Polaris, armed with a spear, a rifle and two revolvers (athough with a very limited ammunition supply) is accompanied by his faithful dog team. It seems likely to be a lonely journey but that is about to change. Suddenly he encounters two men, one of whom is clearly trying to kill the other. Polaris has high moral principles and he knows that murder is unacceptable so he unhesitatingly slays the would-be murderer. He then discovers that there was a third member of this party, a beautiful young American woman named Rose. These three were members of a polar expedition and their ship is awaiting their return. Polaris, being naturally chivalrous, offers to conduct Rose back to her ship. The trouble is that Rose is hopelessly lost so this may be a rather difficult undertaking.

It is also a very dangerous undertaking. Apart from being marooned on drifting ice floes they face the constant menace of attack from polar bears (yes I know there are no polar bears in Antarctica but this is an adventure story so the hero has to face dangerous wild animals and polar bears are more convincing adversaries than angry penguins).

For various reasons our adventurers find themselves driven southward again and they notice something rather odd. The further southward they go the warmer it gets. Even odder they find themselves showered with ashes. The sight of a mountain belching smoke provides the explanation. What they have found turns out not to be one volcano, but a whole range of volcanoes enclosing a hidden valley. The valley itself is green and temperate. It is also inhabited. Inhabited by people who speak classical Greek. 

This lost world turns out to be not quite the paradise it seemed at first. The people of Sardanes suffer from the usual human weaknesses - jealousy, suspicion, fear, ambition, avarice. Polaris and Rose soon find themselves in a rather tricky situation, and their adventures have only just begun.
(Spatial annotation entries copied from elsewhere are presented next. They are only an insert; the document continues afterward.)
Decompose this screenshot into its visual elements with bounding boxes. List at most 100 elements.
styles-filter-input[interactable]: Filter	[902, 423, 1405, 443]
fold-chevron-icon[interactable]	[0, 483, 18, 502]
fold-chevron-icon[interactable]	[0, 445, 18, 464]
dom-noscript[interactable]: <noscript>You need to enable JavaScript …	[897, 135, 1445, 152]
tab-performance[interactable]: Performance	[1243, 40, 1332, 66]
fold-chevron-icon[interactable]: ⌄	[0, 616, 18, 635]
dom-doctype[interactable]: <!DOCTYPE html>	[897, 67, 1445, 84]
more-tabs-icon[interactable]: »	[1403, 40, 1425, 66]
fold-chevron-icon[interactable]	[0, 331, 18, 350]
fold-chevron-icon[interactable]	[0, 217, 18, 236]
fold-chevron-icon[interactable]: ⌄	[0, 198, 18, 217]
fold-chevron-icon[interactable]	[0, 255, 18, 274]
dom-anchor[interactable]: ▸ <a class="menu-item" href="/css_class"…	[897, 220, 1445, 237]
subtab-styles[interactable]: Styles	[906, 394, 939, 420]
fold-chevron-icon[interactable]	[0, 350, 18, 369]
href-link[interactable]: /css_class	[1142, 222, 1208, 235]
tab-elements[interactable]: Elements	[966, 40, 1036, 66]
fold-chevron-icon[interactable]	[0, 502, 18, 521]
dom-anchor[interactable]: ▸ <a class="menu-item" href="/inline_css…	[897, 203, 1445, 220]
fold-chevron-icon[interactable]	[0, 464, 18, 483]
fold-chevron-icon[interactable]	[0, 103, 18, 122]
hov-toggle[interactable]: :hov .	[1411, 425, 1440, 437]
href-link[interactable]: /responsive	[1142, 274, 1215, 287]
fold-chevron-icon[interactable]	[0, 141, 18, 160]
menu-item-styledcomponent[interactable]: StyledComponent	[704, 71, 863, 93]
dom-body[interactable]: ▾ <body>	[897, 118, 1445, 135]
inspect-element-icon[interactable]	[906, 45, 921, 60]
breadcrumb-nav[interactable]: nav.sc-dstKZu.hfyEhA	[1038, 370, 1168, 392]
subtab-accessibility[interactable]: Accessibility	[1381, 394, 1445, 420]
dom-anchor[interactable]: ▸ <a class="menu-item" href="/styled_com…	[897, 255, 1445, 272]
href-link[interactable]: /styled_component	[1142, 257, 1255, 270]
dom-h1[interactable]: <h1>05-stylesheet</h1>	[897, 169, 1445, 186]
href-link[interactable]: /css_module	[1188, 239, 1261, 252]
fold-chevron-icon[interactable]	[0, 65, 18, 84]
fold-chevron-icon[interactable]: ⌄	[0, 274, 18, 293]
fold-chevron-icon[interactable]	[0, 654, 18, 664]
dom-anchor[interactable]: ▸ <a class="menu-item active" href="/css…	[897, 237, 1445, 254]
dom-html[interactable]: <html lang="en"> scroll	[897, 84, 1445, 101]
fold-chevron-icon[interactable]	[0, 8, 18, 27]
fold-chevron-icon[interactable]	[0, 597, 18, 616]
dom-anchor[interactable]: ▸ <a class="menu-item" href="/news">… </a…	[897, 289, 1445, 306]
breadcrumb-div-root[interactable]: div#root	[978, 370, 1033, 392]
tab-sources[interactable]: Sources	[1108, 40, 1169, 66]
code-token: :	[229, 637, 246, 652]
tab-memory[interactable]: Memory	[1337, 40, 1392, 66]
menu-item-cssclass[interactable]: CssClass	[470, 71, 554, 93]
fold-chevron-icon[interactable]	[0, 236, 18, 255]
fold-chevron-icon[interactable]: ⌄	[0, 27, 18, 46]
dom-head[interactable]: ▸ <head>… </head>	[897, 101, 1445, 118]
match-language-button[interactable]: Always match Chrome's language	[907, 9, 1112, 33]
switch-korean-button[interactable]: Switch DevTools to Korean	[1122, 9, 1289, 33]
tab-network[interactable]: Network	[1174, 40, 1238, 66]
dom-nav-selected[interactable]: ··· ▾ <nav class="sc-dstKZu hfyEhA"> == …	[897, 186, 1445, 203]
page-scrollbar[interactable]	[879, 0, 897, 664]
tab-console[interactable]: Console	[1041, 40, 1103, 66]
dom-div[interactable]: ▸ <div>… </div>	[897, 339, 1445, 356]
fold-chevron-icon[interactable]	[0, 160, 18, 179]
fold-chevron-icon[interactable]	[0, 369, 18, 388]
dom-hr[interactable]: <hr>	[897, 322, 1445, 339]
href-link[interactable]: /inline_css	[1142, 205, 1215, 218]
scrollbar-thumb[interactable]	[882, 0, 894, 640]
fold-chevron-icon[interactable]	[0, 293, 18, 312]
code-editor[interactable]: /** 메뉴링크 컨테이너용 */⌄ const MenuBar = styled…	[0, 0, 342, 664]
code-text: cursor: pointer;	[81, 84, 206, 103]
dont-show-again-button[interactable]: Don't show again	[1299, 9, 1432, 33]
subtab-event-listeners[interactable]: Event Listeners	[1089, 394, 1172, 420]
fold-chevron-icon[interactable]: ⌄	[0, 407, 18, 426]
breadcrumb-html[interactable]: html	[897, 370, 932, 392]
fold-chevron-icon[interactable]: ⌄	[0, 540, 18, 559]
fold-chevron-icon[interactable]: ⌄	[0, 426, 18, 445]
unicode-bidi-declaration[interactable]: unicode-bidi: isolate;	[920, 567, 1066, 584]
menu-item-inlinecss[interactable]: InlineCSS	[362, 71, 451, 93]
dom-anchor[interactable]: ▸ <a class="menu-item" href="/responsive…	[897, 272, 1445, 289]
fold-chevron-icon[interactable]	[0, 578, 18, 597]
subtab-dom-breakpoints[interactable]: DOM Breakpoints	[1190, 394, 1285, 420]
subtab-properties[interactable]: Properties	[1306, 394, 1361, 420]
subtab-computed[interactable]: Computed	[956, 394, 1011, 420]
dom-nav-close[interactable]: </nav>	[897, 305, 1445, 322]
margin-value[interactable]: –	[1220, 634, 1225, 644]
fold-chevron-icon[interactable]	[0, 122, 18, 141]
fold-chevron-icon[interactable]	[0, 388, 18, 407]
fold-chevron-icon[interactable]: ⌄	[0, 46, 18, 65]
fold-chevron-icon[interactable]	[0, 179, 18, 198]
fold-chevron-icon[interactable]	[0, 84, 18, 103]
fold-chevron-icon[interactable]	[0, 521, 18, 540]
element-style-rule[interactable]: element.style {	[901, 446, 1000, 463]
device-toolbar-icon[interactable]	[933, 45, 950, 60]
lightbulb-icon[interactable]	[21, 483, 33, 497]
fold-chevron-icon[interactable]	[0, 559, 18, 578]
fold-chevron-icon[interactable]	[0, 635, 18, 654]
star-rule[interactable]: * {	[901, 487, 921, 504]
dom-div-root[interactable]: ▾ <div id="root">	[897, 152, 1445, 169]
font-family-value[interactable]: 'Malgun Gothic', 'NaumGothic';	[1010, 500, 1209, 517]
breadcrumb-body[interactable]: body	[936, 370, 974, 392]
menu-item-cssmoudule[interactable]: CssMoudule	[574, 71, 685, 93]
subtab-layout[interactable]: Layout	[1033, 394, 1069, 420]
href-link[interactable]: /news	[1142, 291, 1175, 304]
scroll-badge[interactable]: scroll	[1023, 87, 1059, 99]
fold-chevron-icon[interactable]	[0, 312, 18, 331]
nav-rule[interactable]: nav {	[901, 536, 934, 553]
The secret to writing good pulp fiction is to keep the action moving along as briskly as possible and Stilson certainly knows how to do that. His world-building is less impressive than that of Burroughs (who was a master of that particular art) but it’s competent enough. Polaris is pretty much an Antarctic version of Tarzan but without the complexity and without the tragic sense of being a man caught between two worlds. The other characters are pretty stock-standard adventure story types. Rose is the equivalent of Tarzan’s Jane but again rather less complex and interesting.

It’s worth pointing out that Burroughs was a very fine writer indeed, one of the grand masters of pulp fiction. Stilson is not in the same league but he’s still a competent story-teller and he handles his action scenes quite adroitly. Polaris - of the Snows is an enjoyable and well-crafted tale of adventure. Recommended.

All three Polaris novels were published in paperback by Altus Press in 2008.